2. Report to the appropriate quarters
What is sexual coercion?
It is not just a part of relationships, or marriage. Sexual coercion can take place in school, work, home, and other places. If you are a student and a victim of sexual coercion, it is important to report to the school authorities.
When doing this, it is advised to present all forms of evidence needed to prosecute the individual.
Many schools around the world have sexual harassment policies protecting students. So, to get proper justice, it is important to have every piece of evidence to help yourself.

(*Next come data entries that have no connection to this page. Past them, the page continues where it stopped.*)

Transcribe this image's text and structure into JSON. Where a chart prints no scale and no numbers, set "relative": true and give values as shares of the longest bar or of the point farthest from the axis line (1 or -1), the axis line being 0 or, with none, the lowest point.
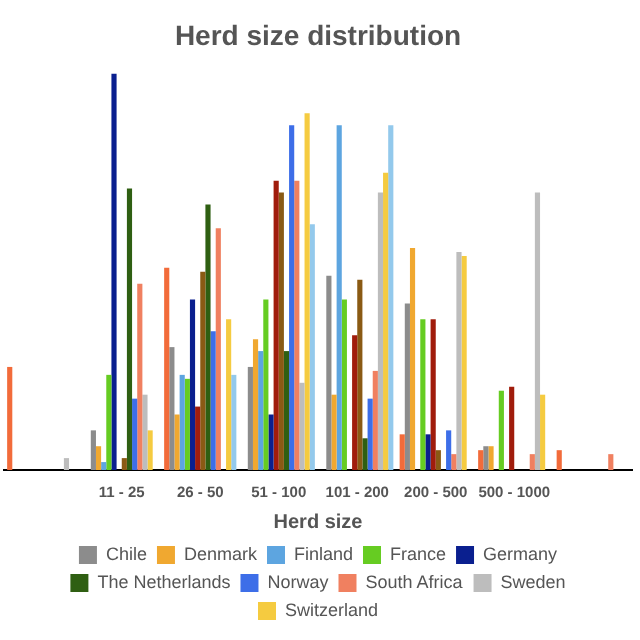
{
  "chart_data": {
    "type": "bar",
    "title": "Herd size distribution",
    "xlabel": "Herd size",
    "relative": true,
    "grid": false,
    "legend": "bottom",
    "categories": [
      null,
      "11 - 25",
      "26 - 50",
      "51 - 100",
      "101 - 200",
      "200 - 500",
      "500 - 1000",
      null
    ],
    "series": [
      {
        "color": "#f26b3a",
        "values": [
          0.26,
          0,
          0.51,
          0,
          0,
          0.09,
          0.05,
          0.05
        ]
      },
      {
        "name": "Chile",
        "color": "#8c8c8c",
        "values": [
          0,
          0.1,
          0.31,
          0.26,
          0.49,
          0.42,
          0.06,
          0
        ]
      },
      {
        "name": "Denmark",
        "color": "#f0a830",
        "values": [
          0,
          0.06,
          0.14,
          0.33,
          0.19,
          0.56,
          0.06,
          0
        ]
      },
      {
        "name": "Finland",
        "color": "#5da5e0",
        "values": [
          0,
          0.02,
          0.24,
          0.3,
          0.87,
          0,
          0,
          0
        ]
      },
      {
        "name": "France",
        "color": "#66cc22",
        "values": [
          0,
          0.24,
          0.23,
          0.43,
          0.43,
          0.38,
          0.2,
          0
        ]
      },
      {
        "name": "Germany",
        "color": "#0a1f8f",
        "values": [
          0,
          1,
          0.43,
          0.14,
          0,
          0.09,
          0,
          0
        ]
      },
      {
        "color": "#a01c0c",
        "values": [
          0,
          0,
          0.16,
          0.73,
          0.34,
          0.38,
          0.21,
          0
        ]
      },
      {
        "color": "#8a5a14",
        "values": [
          0,
          0.03,
          0.5,
          0.7,
          0.48,
          0.05,
          0,
          0
        ]
      },
      {
        "name": "The Netherlands",
        "color": "#2f5f12",
        "values": [
          0,
          0.71,
          0.67,
          0.3,
          0.08,
          0,
          0,
          0
        ]
      },
      {
        "name": "Norway",
        "color": "#3d6ee8",
        "values": [
          0,
          0.18,
          0.35,
          0.87,
          0.18,
          0.1,
          0,
          0
        ]
      },
      {
        "name": "South Africa",
        "color": "#f08060",
        "values": [
          0,
          0.47,
          0.61,
          0.73,
          0.25,
          0.04,
          0.04,
          0.04
        ]
      },
      {
        "name": "Sweden",
        "color": "#bdbdbd",
        "values": [
          0.03,
          0.19,
          0,
          0.22,
          0.7,
          0.55,
          0.7,
          0
        ]
      },
      {
        "name": "Switzerland",
        "color": "#f5cb40",
        "values": [
          0,
          0.1,
          0.38,
          0.9,
          0.75,
          0.54,
          0.19,
          0
        ]
      },
      {
        "color": "#93c9ec",
        "values": [
          0,
          0,
          0.24,
          0.62,
          0.87,
          0,
          0,
          0
        ]
      }
    ]
  }
}
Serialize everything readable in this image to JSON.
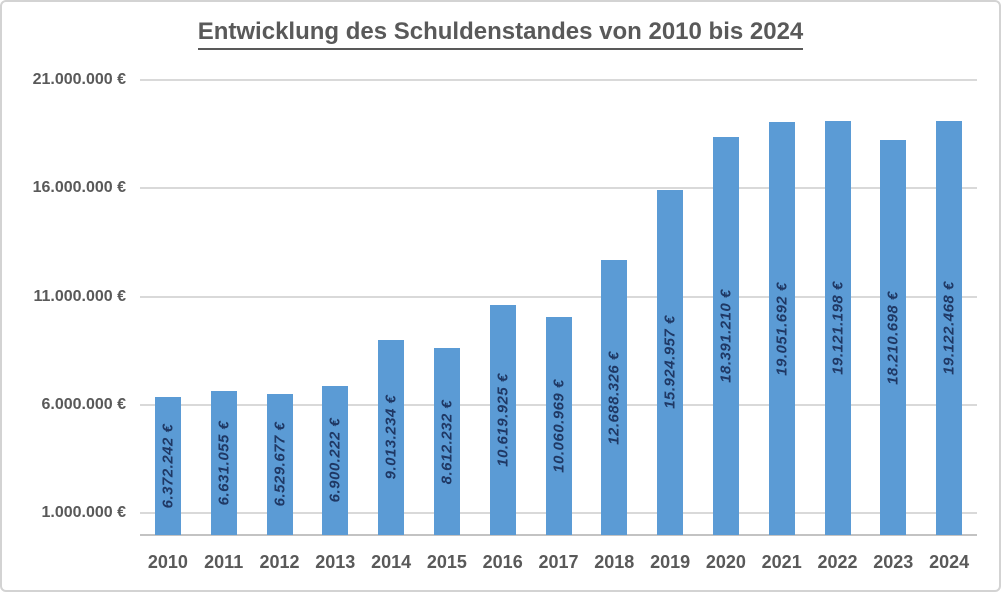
{
  "chart_data": {
    "type": "bar",
    "title": "Entwicklung des Schuldenstandes von 2010 bis 2024",
    "categories": [
      "2010",
      "2011",
      "2012",
      "2013",
      "2014",
      "2015",
      "2016",
      "2017",
      "2018",
      "2019",
      "2020",
      "2021",
      "2022",
      "2023",
      "2024"
    ],
    "values": [
      6372242,
      6631055,
      6529677,
      6900222,
      9013234,
      8612232,
      10619925,
      10060969,
      12688326,
      15924957,
      18391210,
      19051692,
      19121198,
      18210698,
      19122468
    ],
    "value_labels": [
      "6.372.242 €",
      "6.631.055 €",
      "6.529.677 €",
      "6.900.222 €",
      "9.013.234 €",
      "8.612.232 €",
      "10.619.925 €",
      "10.060.969 €",
      "12.688.326 €",
      "15.924.957 €",
      "18.391.210 €",
      "19.051.692 €",
      "19.121.198 €",
      "18.210.698 €",
      "19.122.468 €"
    ],
    "xlabel": "",
    "ylabel": "",
    "ylim": [
      0,
      21000000
    ],
    "grid": true,
    "legend_position": "none",
    "y_axis_ticks": [
      {
        "value": 1000000,
        "label": "1.000.000 €"
      },
      {
        "value": 6000000,
        "label": "6.000.000 €"
      },
      {
        "value": 11000000,
        "label": "11.000.000 €"
      },
      {
        "value": 16000000,
        "label": "16.000.000 €"
      },
      {
        "value": 21000000,
        "label": "21.000.000 €"
      }
    ],
    "colors": {
      "bar": "#5b9bd5",
      "value_label": "#1f3864",
      "axis_text": "#595959",
      "title_text": "#595959",
      "gridline": "#d9d9d9",
      "axis_line": "#c3c3c3",
      "chart_border": "#d3d3d3"
    }
  }
}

Similarly, if you experience sexual coercion in the workplace, be sure your organization has sexual harassment policies in place. You have to be certain that the company protects the interests of the sexually harassed before going to report.

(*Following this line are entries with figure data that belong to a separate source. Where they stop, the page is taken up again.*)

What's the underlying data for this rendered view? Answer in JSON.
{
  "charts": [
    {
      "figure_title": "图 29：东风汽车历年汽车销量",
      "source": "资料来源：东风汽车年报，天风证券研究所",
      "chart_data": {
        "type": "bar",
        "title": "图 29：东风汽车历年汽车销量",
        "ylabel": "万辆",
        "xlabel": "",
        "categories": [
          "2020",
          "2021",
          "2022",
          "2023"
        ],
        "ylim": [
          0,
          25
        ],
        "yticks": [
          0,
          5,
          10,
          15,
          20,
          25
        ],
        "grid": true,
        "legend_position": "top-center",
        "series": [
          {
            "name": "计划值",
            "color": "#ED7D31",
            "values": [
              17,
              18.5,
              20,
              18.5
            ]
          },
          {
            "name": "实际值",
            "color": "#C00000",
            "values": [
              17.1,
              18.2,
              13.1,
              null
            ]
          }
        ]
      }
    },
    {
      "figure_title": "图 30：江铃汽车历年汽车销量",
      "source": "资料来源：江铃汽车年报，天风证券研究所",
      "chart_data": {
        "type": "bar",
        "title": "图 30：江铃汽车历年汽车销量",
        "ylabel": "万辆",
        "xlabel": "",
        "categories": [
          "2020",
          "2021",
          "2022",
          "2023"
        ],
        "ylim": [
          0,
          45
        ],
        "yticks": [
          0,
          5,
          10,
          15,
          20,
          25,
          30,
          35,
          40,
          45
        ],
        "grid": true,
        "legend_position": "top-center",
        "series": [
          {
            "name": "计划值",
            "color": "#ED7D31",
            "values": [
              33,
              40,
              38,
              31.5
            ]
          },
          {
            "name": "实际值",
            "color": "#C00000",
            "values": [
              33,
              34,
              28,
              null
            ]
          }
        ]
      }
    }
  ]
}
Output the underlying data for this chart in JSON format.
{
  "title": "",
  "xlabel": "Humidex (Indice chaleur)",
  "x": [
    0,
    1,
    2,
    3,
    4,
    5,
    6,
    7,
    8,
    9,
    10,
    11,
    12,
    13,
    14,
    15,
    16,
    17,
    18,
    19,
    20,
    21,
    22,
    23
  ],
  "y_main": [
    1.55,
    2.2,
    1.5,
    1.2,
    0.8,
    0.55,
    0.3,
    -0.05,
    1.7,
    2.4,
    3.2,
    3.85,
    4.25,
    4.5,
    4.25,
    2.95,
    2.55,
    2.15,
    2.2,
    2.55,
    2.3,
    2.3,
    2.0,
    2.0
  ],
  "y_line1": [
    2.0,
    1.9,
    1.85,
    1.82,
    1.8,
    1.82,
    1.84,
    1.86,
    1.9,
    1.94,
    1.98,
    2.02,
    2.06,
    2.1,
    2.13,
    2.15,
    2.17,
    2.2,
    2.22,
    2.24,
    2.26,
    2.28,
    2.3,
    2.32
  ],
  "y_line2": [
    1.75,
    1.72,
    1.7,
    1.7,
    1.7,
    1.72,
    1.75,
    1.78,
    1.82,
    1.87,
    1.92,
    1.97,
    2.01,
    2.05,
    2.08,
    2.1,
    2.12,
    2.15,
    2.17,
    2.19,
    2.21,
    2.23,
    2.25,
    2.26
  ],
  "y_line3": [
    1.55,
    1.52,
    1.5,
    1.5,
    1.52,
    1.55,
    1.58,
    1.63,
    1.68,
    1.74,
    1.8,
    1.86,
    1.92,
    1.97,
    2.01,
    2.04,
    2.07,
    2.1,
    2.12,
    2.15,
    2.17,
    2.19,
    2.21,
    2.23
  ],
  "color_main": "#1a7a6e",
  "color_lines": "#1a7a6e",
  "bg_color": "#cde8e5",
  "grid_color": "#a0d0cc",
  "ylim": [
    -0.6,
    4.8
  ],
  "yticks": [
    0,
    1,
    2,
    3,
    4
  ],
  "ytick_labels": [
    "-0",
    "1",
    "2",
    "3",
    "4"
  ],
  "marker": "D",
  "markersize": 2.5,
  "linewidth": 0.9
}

If the perpetrator is the boss, you can leave the company or get them reported to bodies like the justice department in your country.
3. See a mental health counselor
One important thing to note about what is sexual coercion is that it is more emotional and psychological, than physical. Therefore, it is important to see a mental health counselor if you have experienced the same. One of the primary essence of the counselor is to help you uncover the root cause of why you gave in.

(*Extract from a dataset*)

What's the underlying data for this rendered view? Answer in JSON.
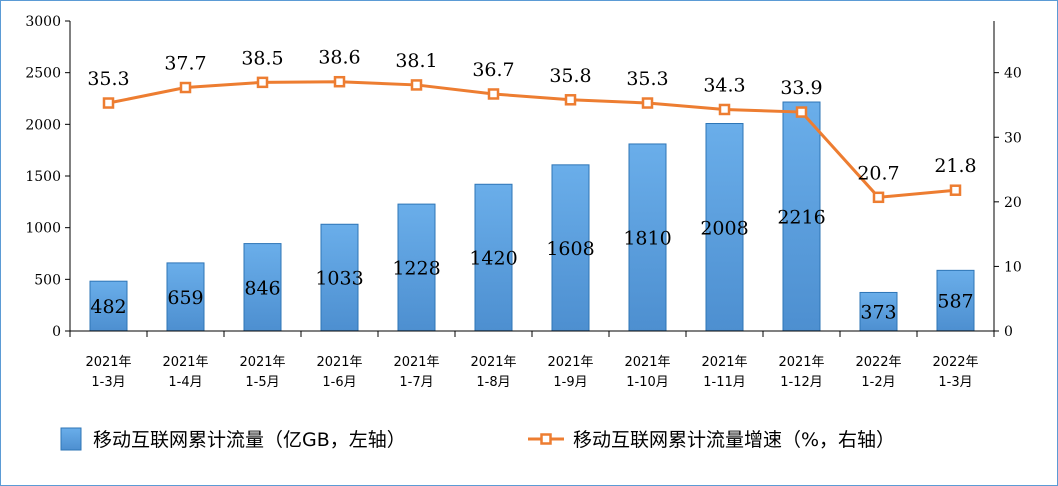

It might be because of fear, pressure, etc. When the counselor uncovers this, they help you address it so that it doesn’t happen again.
In addition, the counselor helps you develop profound coping strategies to fight against various sexual coercion forms if they occur again.
This article by T.S. Sathyanarayana Rao et al, reveals an in-depth study into sexual coercion and the role of mental health practitioners in helping those who suffered from it.
4. Engage in self-care practices
It is important for individuals to prioritize their physical and emotional well-being in the aftermath of sexual coercion. This may involve practicing mindfulness or meditation, engaging in physical exercise, or finding creative outlets for self-expression.
Facing sexual coercion in a relationship can be an incredibly traumatic experience. Engaging in activities that bring a sense of joy and fulfillment can help to counteract the negative impact of the trauma.
5. Educate yourself and others
This can be a one productive and extremely way of healing after a sexual coercion episode. You can find a support group with like-minded people and share your story with them. Listen to them and extend support to each other.
Take this opportunity to educate yourself on this issue through reliable sources and spread this knowledge ahead with people you come in contact with. Encourage people to be more vocal and active when it comes to sexual offences in and around their circle.
There’s still hope at the end!
it is crucial to note that for sex to be enjoyed by both parties, they must give their consent without any inclusion of force. People have different reasons for not wanting to have sex at a particular time, and their wishes should be respected.
Christiana Njoku says,
Desire must never become coercion; always prioritize your partner’s comfort and consent.
Having read this article, it is correct to say that you have a robust answer to the question “What is sexual coercion?” Also, it is hoped that you know the difference between consent vs coercion and how to respond and seek help if you are sexually coerced.
To wrap up, it is imperative to mention that when it comes to having sex, you have the final say if you would indulge or not.